Substância semaglutida, presente em medicamentos para emagrecimento, passa a ter reação adversa grave listada em bula
A Agência Nacional de Vigilância Sanitária (Anvisa) emitiu um alerta nesta semana sobre o risco raro de perda súbita de visão associado a medicamentos que contêm a substância semaglutida, como Ozempic, Rybelsus e Wegovy, amplamente utilizados para controle de diabetes tipo 2 e, mais recentemente, para emagrecimento.
A agência determinou que as bulas desses produtos passem a incluir como possível reação adversa a neuropatia óptica isquêmica anterior não arterítica — uma condição ocular grave, potencialmente irreversível, classificada como “muito rara”. A decisão baseia-se em avaliação do Comitê de Avaliação de Risco em Farmacovigilância da Agência Europeia de Medicamentos (EMA). No Brasil, o sistema VigiMed já contabilizou 52 notificações de distúrbios oculares suspeitos relacionados ao uso da substância.
Resposta da fabricante
Em nota oficial, a farmacêutica Novo Nordisk, responsável pelos três medicamentos, afirmou que a semaglutida foi estudada em programas clínicos robustos com mais de 52 mil voluntários, além de contar com dados de uso em larga escala que equivalem a 33 milhões de pacientes-ano. A empresa nega qualquer evidência de relação causal direta entre a semaglutida e o distúrbio visual grave. Mesmo assim, informou que foi notificada sobre a atualização da bula e que colabora com as autoridades reguladoras.
O que dizem os especialistas
Embora o alerta da Anvisa não implique suspensão do uso, ele acende um sinal de atenção, especialmente entre os que usam a medicação para emagrecimento.

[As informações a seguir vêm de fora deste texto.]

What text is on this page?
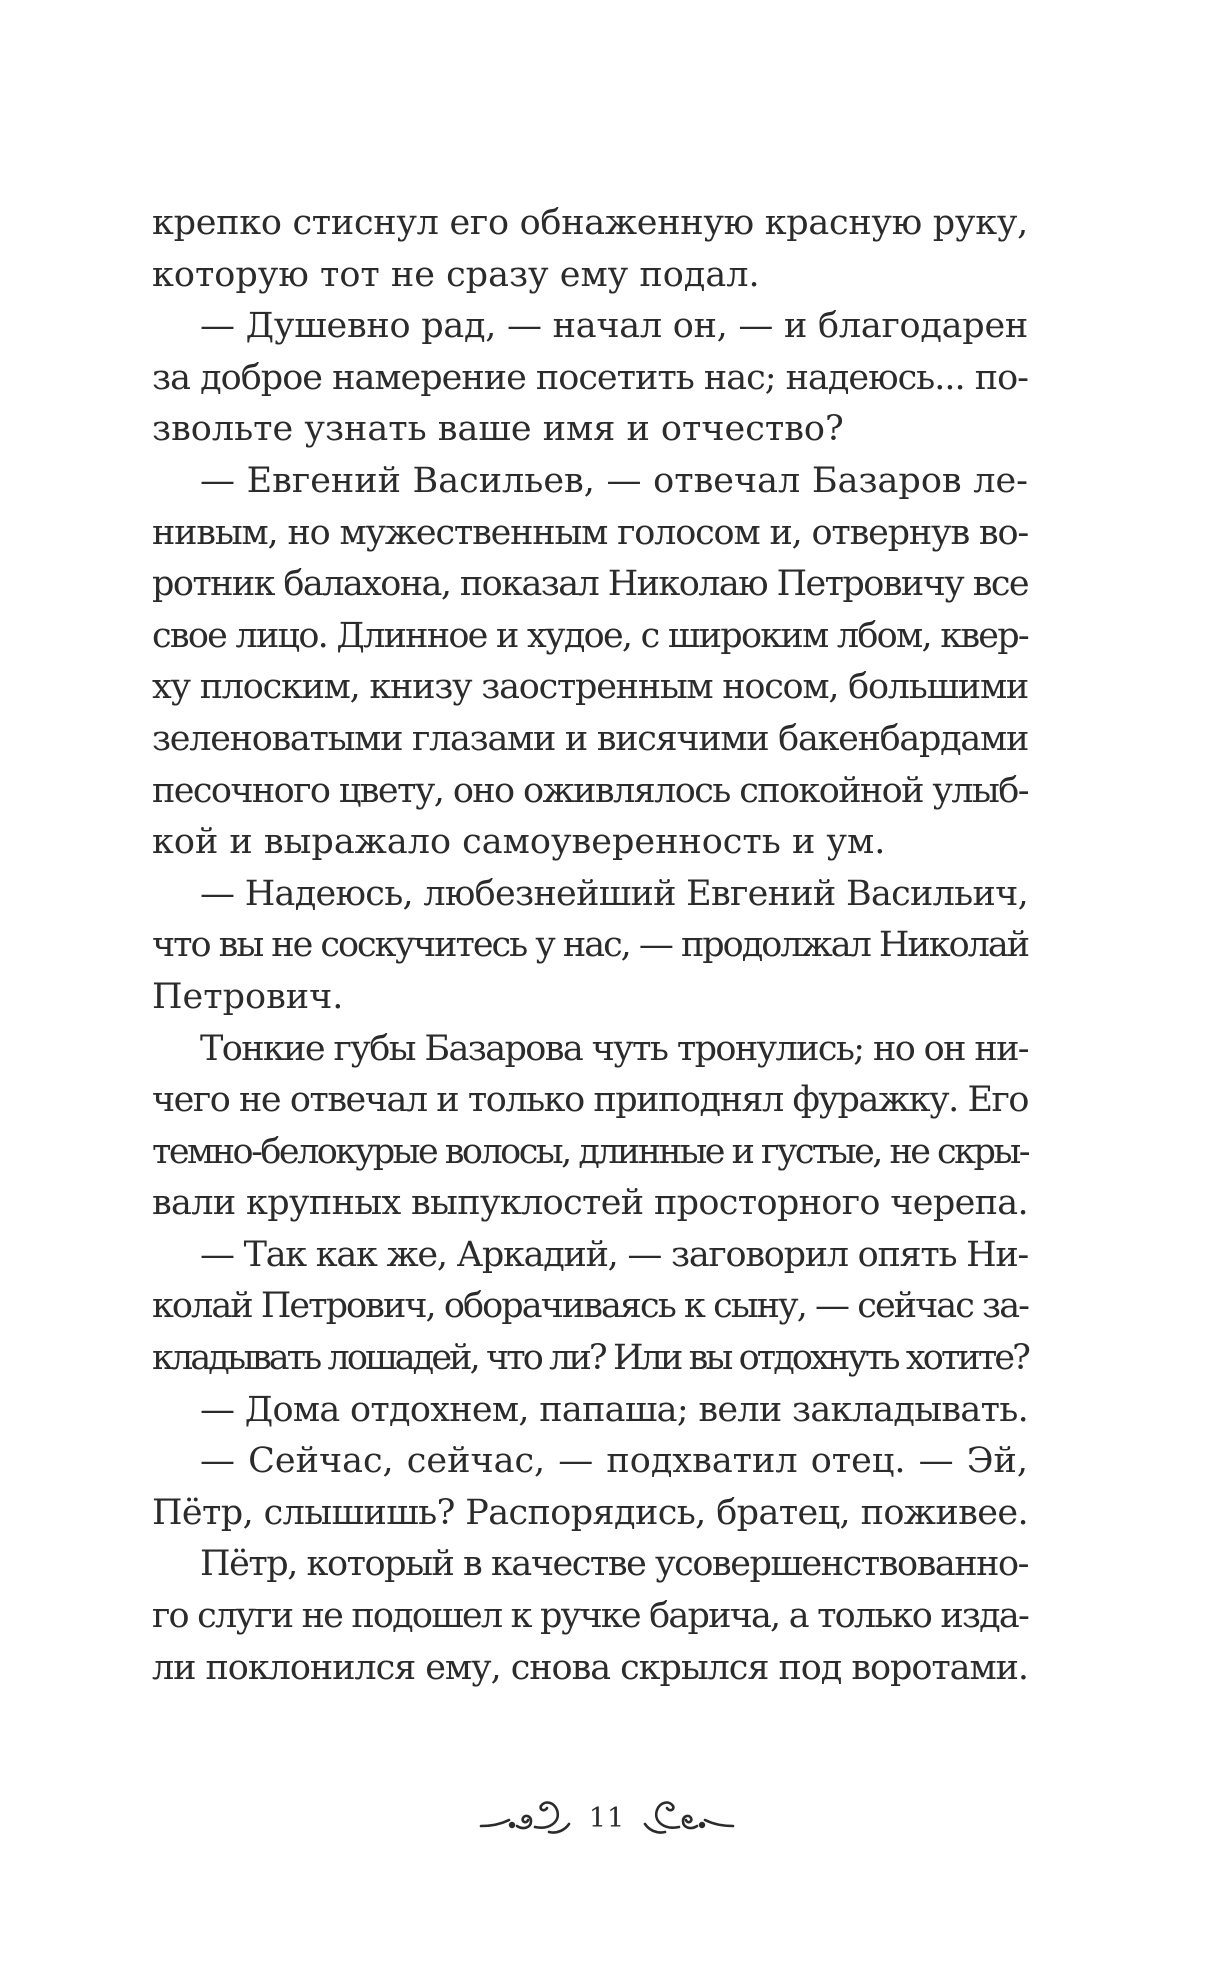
крепко стиснул его обнаженную красную руку,
которую тот не сразу ему подал.
— Душевно рад, — начал он, — и благодарен
за доброе намерение посетить нас; надеюсь... по-
звольте узнать ваше имя и отчество?
— Евгений Васильев, — отвечал Базаров ле-
нивым, но мужественным голосом и, отвернув во-
ротник балахона, показал Николаю Петровичу все
свое лицо. Длинное и худое, с широким лбом, квер-
ху плоским, книзу заостренным носом, большими
зеленоватыми глазами и висячими бакенбардами
песочного цвету, оно оживлялось спокойной улыб-
кой и выражало самоуверенность и ум.
— Надеюсь, любезнейший Евгений Васильич,
что вы не соскучитесь у нас, — продолжал Николай
Петрович.
Тонкие губы Базарова чуть тронулись; но он ни-
чего не отвечал и только приподнял фуражку. Его
темно-белокурые волосы, длинные и густые, не скры-
вали крупных выпуклостей просторного черепа.
— Так как же, Аркадий, — заговорил опять Ни-
колай Петрович, оборачиваясь к сыну, — сейчас за-
кладывать лошадей, что ли? Или вы отдохнуть хотите?
— Дома отдохнем, папаша; вели закладывать.
— Сейчас, сейчас, — подхватил отец. — Эй,
Пётр, слышишь? Распорядись, братец, поживее.
Пётр, который в качестве усовершенствованно-
го слуги не подошел к ручке барича, а только изда-
ли поклонился ему, снова скрылся под воротами.
11
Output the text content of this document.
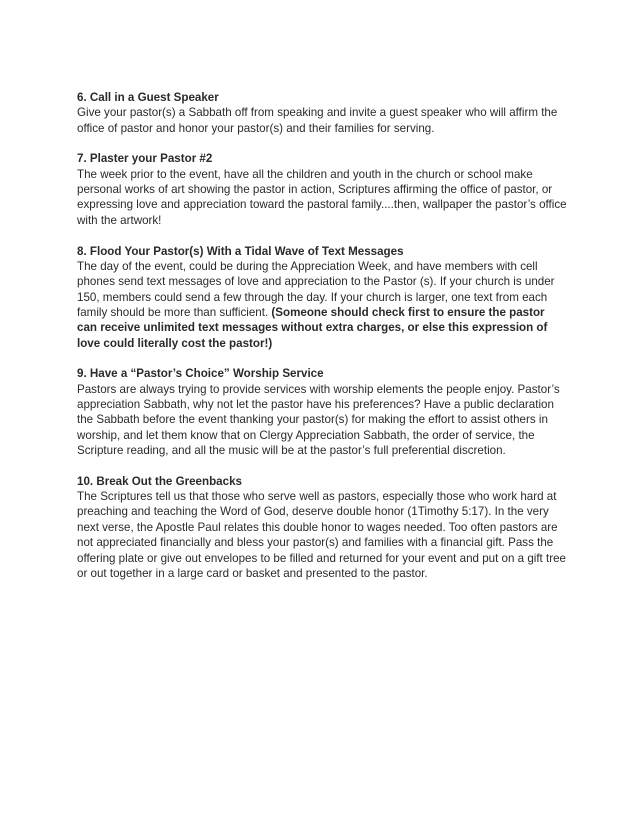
6. Call in a Guest Speaker
Give your pastor(s) a Sabbath off from speaking and invite a guest speaker who will affirm the office of pastor and honor your pastor(s) and their families for serving.
7. Plaster your Pastor #2
The week prior to the event, have all the children and youth in the church or school make personal works of art showing the pastor in action, Scriptures affirming the office of pastor, or expressing love and appreciation toward the pastoral family....then, wallpaper the pastor’s office with the artwork!
8. Flood Your Pastor(s) With a Tidal Wave of Text Messages
The day of the event, could be during the Appreciation Week, and have members with cell phones send text messages of love and appreciation to the Pastor (s). If your church is under 150, members could send a few through the day. If your church is larger, one text from each family should be more than sufficient. (Someone should check first to ensure the pastor can receive unlimited text messages without extra charges, or else this expression of love could literally cost the pastor!)
9. Have a “Pastor’s Choice” Worship Service
Pastors are always trying to provide services with worship elements the people enjoy. Pastor’s appreciation Sabbath, why not let the pastor have his preferences? Have a public declaration the Sabbath before the event thanking your pastor(s) for making the effort to assist others in worship, and let them know that on Clergy Appreciation Sabbath, the order of service, the Scripture reading, and all the music will be at the pastor’s full preferential discretion.
10. Break Out the Greenbacks
The Scriptures tell us that those who serve well as pastors, especially those who work hard at preaching and teaching the Word of God, deserve double honor (1Timothy 5:17). In the very next verse, the Apostle Paul relates this double honor to wages needed. Too often pastors are not appreciated financially and bless your pastor(s) and families with a financial gift. Pass the offering plate or give out envelopes to be filled and returned for your event and put on a gift tree or out together in a large card or basket and presented to the pastor.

Para o professor Bradley Katz, do Departamento de Oftalmologia da Universidade de Utah e autor principal do estudo que gerou a recomendação, a pesquisa não foi desenhada para comprovar causa e efeito entre a semaglutida e os problemas oculares.
Já a Universidade de Buffalo, que também participou da investigação, destacou que os pacientes analisados tinham entre 50 e 60 anos e apresentavam comorbidades como diabetes, obesidade e doenças cardiovasculares — fatores que, por si só, elevam o risco de alterações na visão.
O endocrinologista Carlos Eduardo Barra Couri, da Faculdade de Medicina de Ribeirão Preto da USP, acrescenta outro possível fator: a queda abrupta dos níveis de glicose promovida pelos medicamentos. “Há décadas sabemos que esse efeito pode aumentar o risco de reações oculares em pacientes com descontrole glicêmico severo”, afirmou em entrevista ao jornal O Estado de S. Paulo.
Para Couri, a realização de novos estudos específicos e bem controlados é essencial para avaliar os efeitos de longo prazo da semaglutida — e também da tirzepatida — sobre a saúde ocular. “Essa é a saída para explicar definitivamente o que está acontecendo”, concluiu.
Por ora, não há comprovação científica definitiva da relação entre o uso dos medicamentos e os danos visuais. Ainda assim, o alerta da Anvisa reforça a necessidade de acompanhamento médico rigoroso, especialmente no uso off-label das substâncias para fins estéticos.